In case you haven’t noticed, we are now almost as feared and hated all over the world as the Nazis were.

With good reason.

In case you haven’t noticed, our unelected leaders have dehumanized millions and millions of human beings simply because of their religion and race. We wound and kill ’em and torture ’em and imprison ’em all we want.

Piece of cake.

In case you haven’t noticed, we also dehumanize our own soldiers, not because of their religion or race, but because of their low social class.

Send ’em anywhere. Make ’em do anything.

Piece of cake.

The O’Reilly Factor.

So I am a man without a country, except for the librarians and the Chicago-based magazine you are reading, In These Times.

Before we attacked Iraq, the majestic New York Times guaranteed that there were weapons of mass destruction there.

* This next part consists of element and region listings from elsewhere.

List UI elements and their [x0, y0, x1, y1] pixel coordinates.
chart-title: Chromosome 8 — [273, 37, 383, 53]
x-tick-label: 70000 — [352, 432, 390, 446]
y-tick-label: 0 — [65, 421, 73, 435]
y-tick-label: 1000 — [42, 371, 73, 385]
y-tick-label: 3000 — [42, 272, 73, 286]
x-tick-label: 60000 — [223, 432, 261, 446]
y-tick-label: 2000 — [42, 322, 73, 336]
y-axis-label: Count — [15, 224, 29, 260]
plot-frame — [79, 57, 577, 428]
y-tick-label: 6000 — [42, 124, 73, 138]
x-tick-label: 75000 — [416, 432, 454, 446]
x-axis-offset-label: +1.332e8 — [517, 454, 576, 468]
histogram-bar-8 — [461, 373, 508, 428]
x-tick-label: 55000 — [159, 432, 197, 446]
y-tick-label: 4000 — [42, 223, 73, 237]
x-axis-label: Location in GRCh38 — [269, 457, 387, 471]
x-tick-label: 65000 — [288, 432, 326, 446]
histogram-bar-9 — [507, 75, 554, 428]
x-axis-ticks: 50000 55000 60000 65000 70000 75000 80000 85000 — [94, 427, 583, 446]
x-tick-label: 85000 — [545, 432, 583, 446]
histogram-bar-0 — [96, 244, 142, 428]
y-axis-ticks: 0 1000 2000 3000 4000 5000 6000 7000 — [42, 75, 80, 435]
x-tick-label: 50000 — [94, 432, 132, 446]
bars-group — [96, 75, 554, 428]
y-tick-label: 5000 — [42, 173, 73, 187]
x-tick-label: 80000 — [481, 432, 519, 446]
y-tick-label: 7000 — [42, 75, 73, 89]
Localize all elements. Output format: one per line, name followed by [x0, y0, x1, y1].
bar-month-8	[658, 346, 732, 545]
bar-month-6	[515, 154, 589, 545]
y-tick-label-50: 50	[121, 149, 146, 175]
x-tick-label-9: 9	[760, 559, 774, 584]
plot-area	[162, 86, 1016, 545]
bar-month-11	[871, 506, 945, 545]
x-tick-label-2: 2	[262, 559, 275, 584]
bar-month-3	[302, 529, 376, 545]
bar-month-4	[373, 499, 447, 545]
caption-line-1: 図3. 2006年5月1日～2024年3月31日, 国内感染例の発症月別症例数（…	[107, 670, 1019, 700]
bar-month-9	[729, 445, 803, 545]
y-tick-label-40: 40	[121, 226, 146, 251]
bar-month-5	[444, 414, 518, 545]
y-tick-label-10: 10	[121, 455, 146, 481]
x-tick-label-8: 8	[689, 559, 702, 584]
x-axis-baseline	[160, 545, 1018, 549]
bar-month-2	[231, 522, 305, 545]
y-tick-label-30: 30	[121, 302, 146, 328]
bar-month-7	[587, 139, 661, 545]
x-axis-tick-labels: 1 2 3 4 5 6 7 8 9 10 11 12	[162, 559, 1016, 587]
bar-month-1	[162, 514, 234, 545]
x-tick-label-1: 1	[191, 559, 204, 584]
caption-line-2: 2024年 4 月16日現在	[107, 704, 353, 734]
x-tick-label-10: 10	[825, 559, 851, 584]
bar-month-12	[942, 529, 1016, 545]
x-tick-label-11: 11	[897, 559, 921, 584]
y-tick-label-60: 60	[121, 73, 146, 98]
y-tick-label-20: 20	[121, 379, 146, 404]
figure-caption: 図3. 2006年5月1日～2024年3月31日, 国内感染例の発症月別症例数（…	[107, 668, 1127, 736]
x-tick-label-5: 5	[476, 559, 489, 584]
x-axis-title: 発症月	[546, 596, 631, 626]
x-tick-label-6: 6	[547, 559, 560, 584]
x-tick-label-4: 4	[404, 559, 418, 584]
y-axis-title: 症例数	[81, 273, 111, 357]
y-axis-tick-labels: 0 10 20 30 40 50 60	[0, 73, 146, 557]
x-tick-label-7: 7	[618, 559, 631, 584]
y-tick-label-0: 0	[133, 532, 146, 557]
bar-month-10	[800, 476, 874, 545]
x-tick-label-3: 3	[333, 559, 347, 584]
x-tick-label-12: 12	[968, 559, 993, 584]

Albert Einstein and Mark Twain gave up on the human race at the end of their lives, even though Twain hadn’t even seen World War I. War is now a form of TV entertainment. And what made WWI so particularly entertaining were two American inventions, barbed wire and the machine gun. Shrapnel was invented by an Englishman of the same name. Don’t you wish you could have something named after you?

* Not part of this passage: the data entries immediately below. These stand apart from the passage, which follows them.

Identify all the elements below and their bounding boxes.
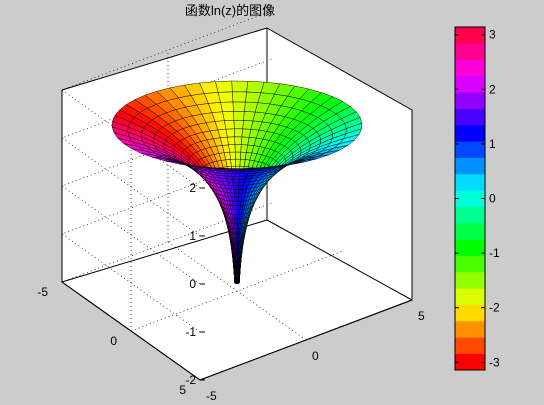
surface-patch — [233, 179, 239, 182]
surface-patch — [232, 81, 248, 92]
y-tick-label: 0 — [110, 334, 117, 348]
colorbar-band — [455, 141, 485, 158]
surface-patch — [235, 201, 238, 205]
surface-patch — [228, 182, 234, 186]
colorbar-band — [455, 158, 485, 175]
colorbar-band — [455, 125, 485, 142]
colorbar-tick-label: -3 — [489, 355, 500, 369]
surface-patch — [236, 238, 237, 243]
surface-patch — [235, 152, 241, 159]
surface-patch — [238, 210, 240, 215]
surface-patch — [231, 174, 239, 177]
x-tick-label: 0 — [312, 349, 319, 363]
surface-patch — [237, 263, 238, 268]
x-tick-label: -5 — [206, 389, 217, 400]
colorbar-tick-label: 0 — [489, 192, 496, 206]
y-tick-label: -5 — [37, 285, 48, 299]
surface-patch — [239, 179, 246, 182]
surface-patch — [235, 145, 241, 153]
surface-patch — [232, 92, 246, 102]
surface-patch — [236, 229, 237, 234]
surface-patch — [237, 258, 238, 263]
colorbar-band — [455, 256, 485, 273]
colorbar-band — [455, 272, 485, 289]
surface-patch — [234, 186, 239, 190]
surface-patch — [234, 129, 242, 137]
surface-patch — [236, 233, 237, 238]
surface-patch — [238, 189, 243, 193]
colorbar-tick-label: 1 — [489, 137, 496, 151]
surface-patch — [235, 197, 238, 201]
surface-patch — [231, 193, 235, 197]
surface-patch — [236, 224, 238, 229]
surface-patch — [238, 201, 241, 205]
colorbar-band — [455, 223, 485, 240]
surface-patch — [236, 219, 238, 224]
surface-patch — [235, 159, 240, 166]
surface-patch — [235, 137, 242, 145]
colorbar-band — [455, 174, 485, 191]
colorbar: 3 2 1 0 -1 -2 -3 — [455, 27, 500, 370]
colorbar-band — [455, 321, 485, 338]
colorbar-band — [455, 60, 485, 77]
colorbar-band — [455, 305, 485, 322]
colorbar-band — [455, 190, 485, 207]
surface-patch — [237, 248, 238, 253]
colorbar-tick-label: -1 — [489, 246, 500, 260]
surface-patch — [233, 182, 239, 185]
surface-patch — [236, 243, 237, 248]
surface-patch — [237, 253, 238, 258]
surface-patch — [215, 81, 232, 92]
surface-patch — [238, 186, 243, 190]
z-tick-label: 0 — [189, 277, 196, 291]
surface-patch — [234, 189, 238, 193]
z-tick-label: 1 — [189, 229, 196, 243]
colorbar-band — [455, 43, 485, 60]
chart-title: 函数ln(z)的图像 — [185, 3, 275, 18]
colorbar-band — [455, 27, 485, 44]
surface-patch — [231, 172, 241, 174]
colorbar-band — [455, 76, 485, 93]
surface-patch — [236, 210, 238, 215]
surface-patch — [233, 102, 246, 112]
surface-patch — [221, 102, 234, 112]
colorbar-tick-label: 3 — [489, 28, 496, 42]
colorbar-band — [455, 92, 485, 109]
surface-patch — [236, 215, 238, 220]
surface-patch — [238, 197, 242, 201]
surface-patch — [234, 120, 244, 129]
surface-patch — [238, 193, 242, 197]
colorbar-band — [455, 288, 485, 305]
colorbar-band — [455, 337, 485, 354]
colorbar-tick-label: 2 — [489, 82, 496, 96]
surface-patch — [239, 182, 245, 186]
surface-patch — [235, 193, 239, 197]
colorbar-band — [455, 239, 485, 256]
colorbar-tick-label: -2 — [489, 301, 500, 315]
surface-patch — [235, 206, 238, 210]
z-tick-label: 2 — [189, 181, 196, 195]
surface-patch — [232, 176, 239, 179]
surface-patch — [233, 111, 244, 120]
surface-patch — [238, 214, 240, 219]
z-tick-label: -1 — [185, 325, 196, 339]
colorbar-band — [455, 109, 485, 126]
surface-patch — [230, 189, 235, 193]
surface-patch — [232, 201, 235, 205]
y-tick-label: 5 — [179, 383, 186, 397]
colorbar-band — [455, 207, 485, 224]
z-tick-label: -2 — [185, 373, 196, 387]
surface-patch — [229, 185, 234, 189]
surface-patch — [233, 205, 236, 210]
x-tick-label: 5 — [418, 309, 425, 323]
surface-patch — [232, 197, 236, 201]
surface-patch — [238, 205, 241, 210]
colorbar-band — [455, 354, 485, 371]
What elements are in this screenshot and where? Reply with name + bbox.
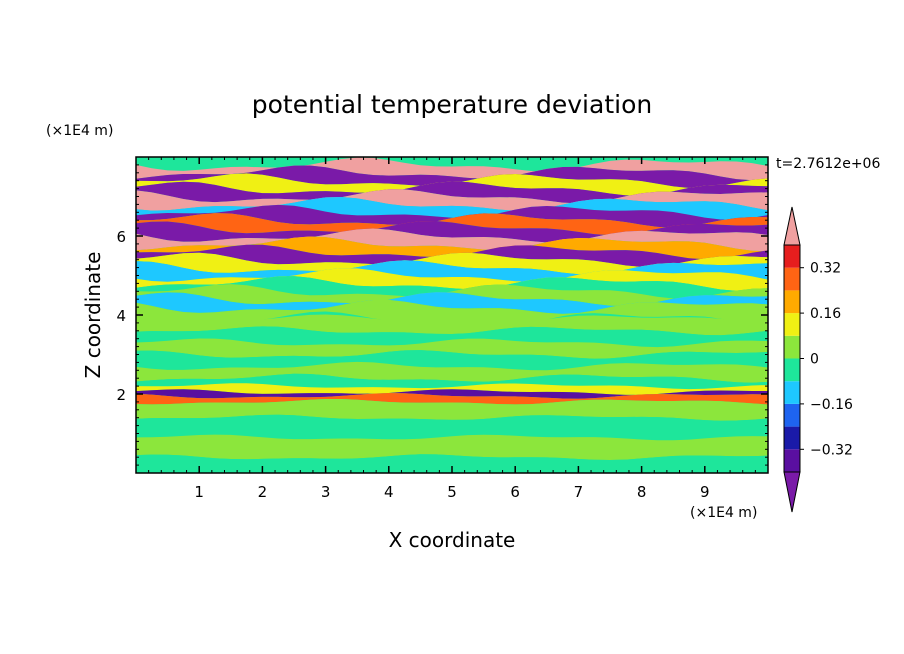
chart-title: potential temperature deviation [252, 90, 652, 119]
field-band [136, 221, 768, 243]
field-band [136, 204, 768, 228]
colorbar-tick-label: 0 [810, 352, 819, 368]
field-band [136, 213, 768, 236]
colorbar-segment [784, 290, 800, 314]
colorbar-segment [784, 358, 800, 382]
colorbar-segment [784, 449, 800, 472]
field-band [136, 260, 768, 282]
field-band [136, 326, 768, 348]
colorbar-tick-label: 0.16 [810, 306, 841, 322]
field-band [136, 350, 768, 371]
colorbar-over-arrow [783, 206, 801, 246]
x-tick-label: 3 [321, 483, 331, 501]
x-tick-label: 7 [574, 483, 584, 501]
field-band [136, 383, 768, 395]
field-band [136, 228, 768, 252]
field-band [136, 236, 768, 260]
field-band [136, 181, 768, 204]
field-band [136, 252, 768, 275]
x-tick-label: 6 [510, 483, 520, 501]
x-unit-label: (×1E4 m) [690, 505, 757, 521]
field-band [136, 314, 768, 336]
y-axis-label: Z coordinate [81, 252, 105, 379]
field-band [136, 189, 768, 211]
field-band [136, 284, 768, 307]
colorbar-tick-label: −0.32 [810, 442, 853, 458]
colorbar-segment [784, 426, 800, 450]
y-axis: 2 4 6 [116, 164, 768, 466]
field-band [136, 361, 768, 383]
field-band [136, 389, 768, 399]
field-band [136, 414, 768, 441]
time-label: t=2.7612e+06 [776, 156, 880, 172]
colorbar-segment [784, 403, 800, 427]
colorbar-tick-label: −0.16 [810, 397, 853, 413]
x-tick-label: 4 [384, 483, 394, 501]
colorbar-under-arrow [783, 471, 801, 513]
field-band [136, 173, 768, 196]
y-unit-label: (×1E4 m) [46, 123, 113, 139]
x-axis-label: X coordinate [389, 528, 516, 552]
field-band [136, 299, 768, 327]
y-tick-label: 2 [116, 386, 126, 404]
colorbar-segment [784, 381, 800, 404]
field-band [136, 268, 768, 291]
field-band [136, 292, 768, 314]
y-tick-label: 4 [116, 307, 126, 325]
field-plot [136, 157, 768, 473]
colorbar-segment [784, 313, 800, 336]
x-tick-label: 5 [447, 483, 457, 501]
x-tick-label: 8 [637, 483, 647, 501]
colorbar-tick-label: 0.32 [810, 261, 841, 277]
field-band [136, 276, 768, 299]
field-band [136, 454, 768, 473]
colorbar-segment [784, 245, 800, 268]
colorbar-segment [784, 267, 800, 291]
x-axis: 1 2 3 4 5 6 7 8 9 [148, 157, 769, 501]
field-band [136, 338, 768, 359]
field-band [136, 393, 768, 405]
x-tick-label: 1 [194, 483, 204, 501]
field-band [136, 373, 768, 391]
x-tick-label: 2 [258, 483, 268, 501]
colorbar-segment [784, 335, 800, 359]
colorbar: 0.32 0.16 0 −0.16 −0.32 [783, 206, 853, 513]
field-band [136, 157, 768, 181]
field-band [136, 399, 768, 421]
field-band [136, 434, 768, 460]
field-band [136, 197, 768, 220]
x-tick-label: 9 [700, 483, 710, 501]
field-band [136, 165, 768, 188]
y-tick-label: 6 [116, 228, 126, 246]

Like my distinct betters Einstein and Twain, I now am tempted to give up on people too. And, as some of you may know, this is not the first time I have surrendered to a pitiless war machine.

My last words? “Life is no way to treat an animal, not even a mouse.”

Napalm came from Harvard. Veritas!

Our president is a Christian? So was Adolf Hitler.

What can be said to our young people, now that psychopathic personalities, which is to say persons without consciences, without a sense of pity or shame, have taken all the money in the treasuries of our government and corporations and made it all their own?


With thanks to Luminiferous Ether, who is about to become a librarian herself, from whom I cribbed this article about Kurt Vonnegut and admits to shamelessly cribbing it from Michael Moore who shamelessly cribbed it from "In These Times."

2 comments:

Suzy said...

Welcome to the crib!
Thanks for wallowing in the space goo with me. And incidentally, the Luminiferous Ether reference came from a wonderful and entertaining book: Prisoner of Trebekistan by Bob Harris.

Nancy said...

I, too, have been inspired to add Mr. Vonnegut to my banned book must read list. I was previously aware of who he was, but didn't know much about him. It's kind of sad to think that it took his death for many of us to take notice; although he may have liked it better that way.